Alla radice del razzismo, comunemente inteso come rifiuto di chi proviene “da fuori”, non c’è un problema ma solo un difetto di mediazione culturale tra diversità antropologiche e di costume.
In base a questa tesi è normale essere razzisti: “Quelli” sono piccoli, scuri e pelosi, le donne hanno pure i baffi; e poi parlano in modo diverso da noi, mangiano altre cose, pregano divinità sconosciute. Vorrei a questo proposito chiarire che il velo in sé non mi crea alcun problema: ognuno è libero di vestirsi come gli pare, anche da palombaro se la cosa gli piace; quello che non accetto sono le imposizioni ingiustificate. Per tutte le altre differenze, purché rispettose delle leggi (giuste) vigenti nella comunità ospite, la mediazione culturale può stimolare positivamente lo sforzo di ristrutturazione del codice con cui elaboriamo “il diverso”.
Quando affrontiamo il problema del razzismo dunque, non ha senso rimarcare le differenze: avere una sola moglie come vuole la religione cattolica o il non bere alcolici osservato dai mussulmani non pregiudicano la pacifica convivenza, a condizione che non si pretenda di considerare le proprie scelte alla stregua di Comandamenti universali.
Qualcuno forse ha sorriso quando leggendo che i baffi delle donne potrebbero fare “la differenza” ma, da quelle che un tempo erano le mie parti, gli emigranti provenienti dal meridione erano discriminati per le differenze somatiche. Io sono per metà genovese, per l’altra metà ligure e ricordo molto bene i commenti sui meridionali che negli anni cinquanta emigravano in Liguria. Vi racconto un aneddoto sui pregiudizi che rappresentano l’humus nel quale affondano le radici del razzismo e del quale posseggo la certezza della fonte, dato che riguarda la buonanima di mia madre. Per un curioso scherzo del destino, nei primi mesi del 1980 ho dovuto atterrare a Palermo per far riparare il mio Spinnaker leggero, letteralmente esploso a causa di una forte raffica di vento. Nell’attesa che la veleria effettuasse la riparazione ho gironzolato in quella splendida città e incontrato una bella siciliana che in seguito ho sposato e per amore della quale mi sono trasferito nella sua terra. Ci sono voluti alcuni anni e due figli per convincere mia madre a venire a Palermo e sgombrarle la mente dai pregiudizi che nutriva nei confronti della Sicilia e dei siciliani. Ricordo ancora la sorpresa di mia moglie quando ricevemmo un pacco natalizio da mia madre: barattoli di pesto, acciughe sotto sale, focaccia, panettone genovese e, tenetevi forte, dieci saponette Lux. L’espressione di sconcerto negli occhi di mia moglie nell’estrarre dal pacco le saponette si era poi condensata in una domanda alla quale non ho voluto rispondere: “Ma tua madre pensa che a Palermo non si trovino le saponette?”
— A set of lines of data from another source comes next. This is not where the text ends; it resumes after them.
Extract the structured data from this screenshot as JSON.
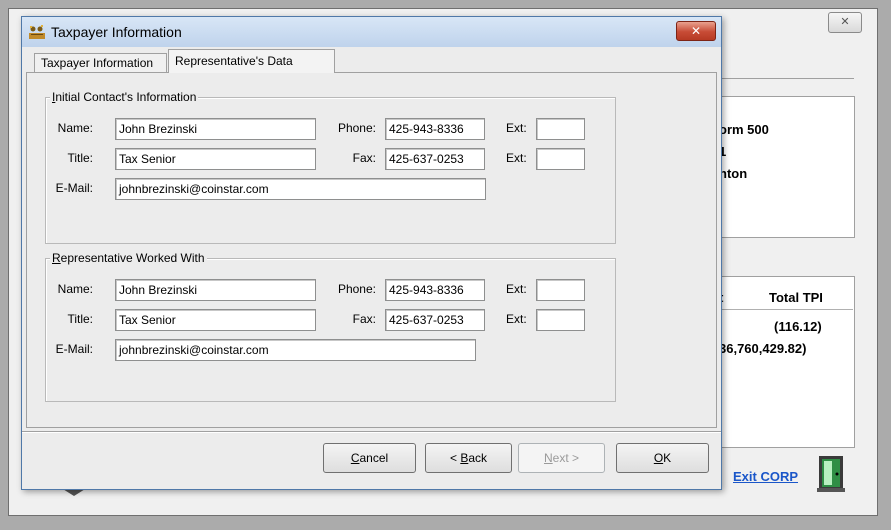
{
  "background_window": {
    "close_label": "✕",
    "panel1_lines": [
      "orm 500",
      "1",
      "nton"
    ],
    "panel2_headers": [
      "t",
      "Total TPI"
    ],
    "panel2_values": [
      "(116.12)",
      "36,760,429.82)"
    ],
    "exit_link": "Exit CORP"
  },
  "dialog": {
    "title": "Taxpayer Information",
    "close_label": "✕",
    "tabs": [
      {
        "label": "Taxpayer Information",
        "active": false
      },
      {
        "label": "Representative's Data",
        "active": true
      }
    ]
  },
  "initial_contact": {
    "legend_accel": "I",
    "legend_rest": "nitial Contact's Information",
    "name_label": "Name:",
    "name_value": "John Brezinski",
    "title_label": "Title:",
    "title_value": "Tax Senior",
    "email_label": "E-Mail:",
    "email_value": "johnbrezinski@coinstar.com",
    "phone_label": "Phone:",
    "phone_value": "425-943-8336",
    "fax_label": "Fax:",
    "fax_value": "425-637-0253",
    "ext_label": "Ext:",
    "phone_ext_value": "",
    "fax_ext_value": ""
  },
  "rep_worked_with": {
    "legend_accel": "R",
    "legend_rest": "epresentative Worked With",
    "name_label": "Name:",
    "name_value": "John Brezinski",
    "title_label": "Title:",
    "title_value": "Tax Senior",
    "email_label": "E-Mail:",
    "email_value": "johnbrezinski@coinstar.com",
    "phone_label": "Phone:",
    "phone_value": "425-943-8336",
    "fax_label": "Fax:",
    "fax_value": "425-637-0253",
    "ext_label": "Ext:",
    "phone_ext_value": "",
    "fax_ext_value": ""
  },
  "buttons": {
    "cancel_accel": "C",
    "cancel_rest": "ancel",
    "back_pre": "< ",
    "back_accel": "B",
    "back_rest": "ack",
    "next_accel": "N",
    "next_rest": "ext >",
    "ok_accel": "O",
    "ok_rest": "K"
  }
}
Da un punto di vista tecnico sono anch’io un emigrante, ma l’accoglienza ricevuta è stata ben diversa da quella riservata dai miei conterranei agli emigranti provenienti dal meridione; perché? Forse la ragione sta nel fatto che io provenivo dal prosperoso Nord ed ero per questo degno di rispetto e considerazione? Per qualcuno sarà anche stato così, ma sarebbe sbagliato identificare nelle mie origini settentrionali la causa dell’affettuosa accoglienza ricevuta. Le ragioni per cui in Sicilia, e credo nel Meridione in genere, “il diverso” è accolto e non rifiutato sta nella capacità di mediazione culturale dei siciliani; in altre parole, nell’essere antropologicamente aperti, ovvero propensi a contributi culturali provenienti dall’esterno, da chi viene “da fuori”.
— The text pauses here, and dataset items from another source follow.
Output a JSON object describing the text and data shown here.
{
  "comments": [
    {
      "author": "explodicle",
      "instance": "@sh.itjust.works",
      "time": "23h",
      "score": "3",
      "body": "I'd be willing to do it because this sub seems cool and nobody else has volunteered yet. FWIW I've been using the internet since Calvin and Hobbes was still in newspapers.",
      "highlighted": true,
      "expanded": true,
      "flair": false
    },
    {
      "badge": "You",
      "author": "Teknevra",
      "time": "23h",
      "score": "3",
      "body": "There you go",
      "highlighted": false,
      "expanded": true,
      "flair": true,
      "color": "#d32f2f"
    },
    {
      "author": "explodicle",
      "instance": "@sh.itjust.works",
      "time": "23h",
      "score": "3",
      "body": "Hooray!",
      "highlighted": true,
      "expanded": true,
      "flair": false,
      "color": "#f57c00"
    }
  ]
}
Palermo è la città nella quale ho trascorso la maggior parte della mia vita e, una delle cose che me l’hanno fatta subito amare, è la naturale propensione dei suoi abitanti a considerare chiunque degno di viverci; un atteggiamento che nei secoli è diventato predisposizione, patrimonio genetico, caratteristica antropologica dunque, non solo conquista culturale.
In Sicilia, comunità appartenenti a diverse “razze” e religioni convivono in pace da sempre, poiché la diversità è considerata ricchezza che genera attrazione, piuttosto che ingerenza da guardare con sospetto. Viene da chiedersi se non sia stato un tragico errore della storia lo spostamento a nord del baricentro politico che ha consegnato il potere nelle mani degli anglosassoni…
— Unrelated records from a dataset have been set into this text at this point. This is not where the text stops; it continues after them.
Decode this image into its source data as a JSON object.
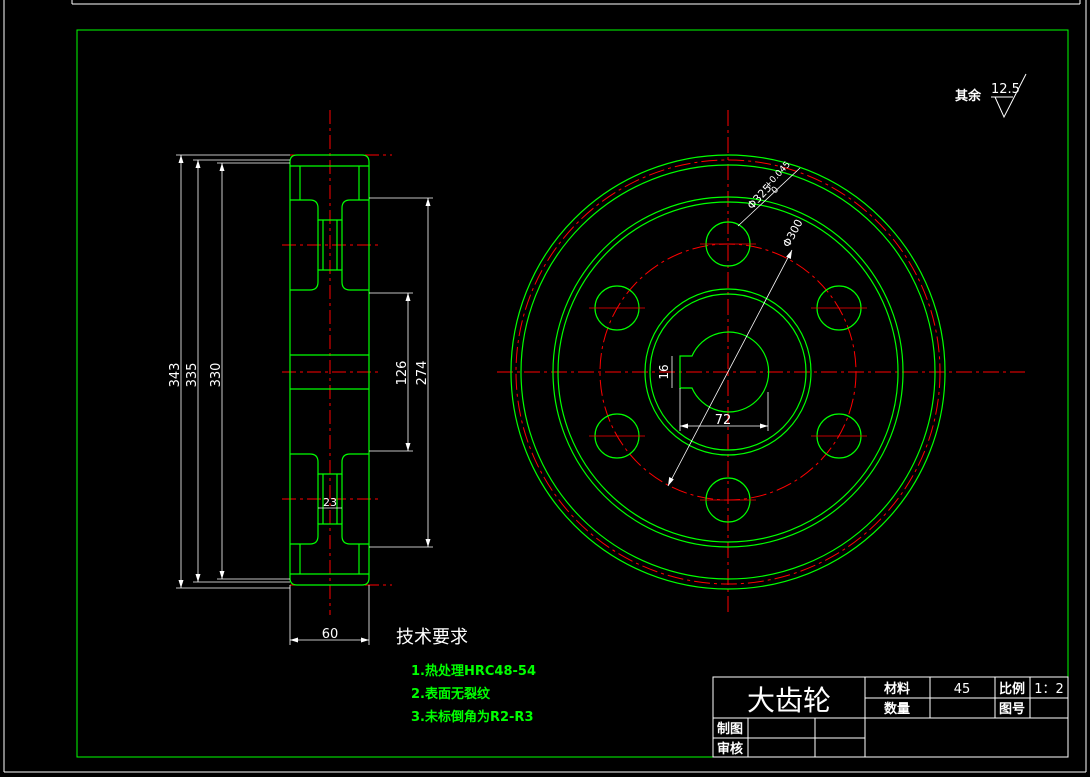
{
  "colors": {
    "background": "#000000",
    "outline": "#00ff00",
    "centerline": "#ff0000",
    "dimension": "#ffffff",
    "border": "#ffffff",
    "frame": "#00ff00",
    "note": "#00ff00"
  },
  "side_view": {
    "dims": {
      "d343": "343",
      "d335": "335",
      "d330": "330",
      "d274": "274",
      "d126": "126",
      "d60": "60",
      "d23": "23"
    }
  },
  "front_view": {
    "dims": {
      "od": "Φ325",
      "tol_upper": "+0.045",
      "tol_lower": "0",
      "pcd": "Φ300",
      "key": "16",
      "bore": "72"
    }
  },
  "roughness": {
    "label": "其余",
    "value": "12.5"
  },
  "tech_req": {
    "title": "技术要求",
    "items": [
      "1.热处理HRC48-54",
      "2.表面无裂纹",
      "3.未标倒角为R2-R3"
    ]
  },
  "title_block": {
    "part_name": "大齿轮",
    "material_label": "材料",
    "material_value": "45",
    "scale_label": "比例",
    "scale_value": "1：2",
    "quantity_label": "数量",
    "drawing_no_label": "图号",
    "drawn_label": "制图",
    "checked_label": "审核"
  }
}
Un ultima considerazione sulla bellissima fotografia di Alexia Oddo, che esprime meglio delle parole il concetto di mediazione culturale sul quale mi sono soffermato: l’Islam a spasso nel passeggino dopo la spesa al supermercato e, purtroppo, anche la tendenza ad abbandonare le strisce pedonali per attraversare la strada in diagonale, come nella migliore tradizione palermitana.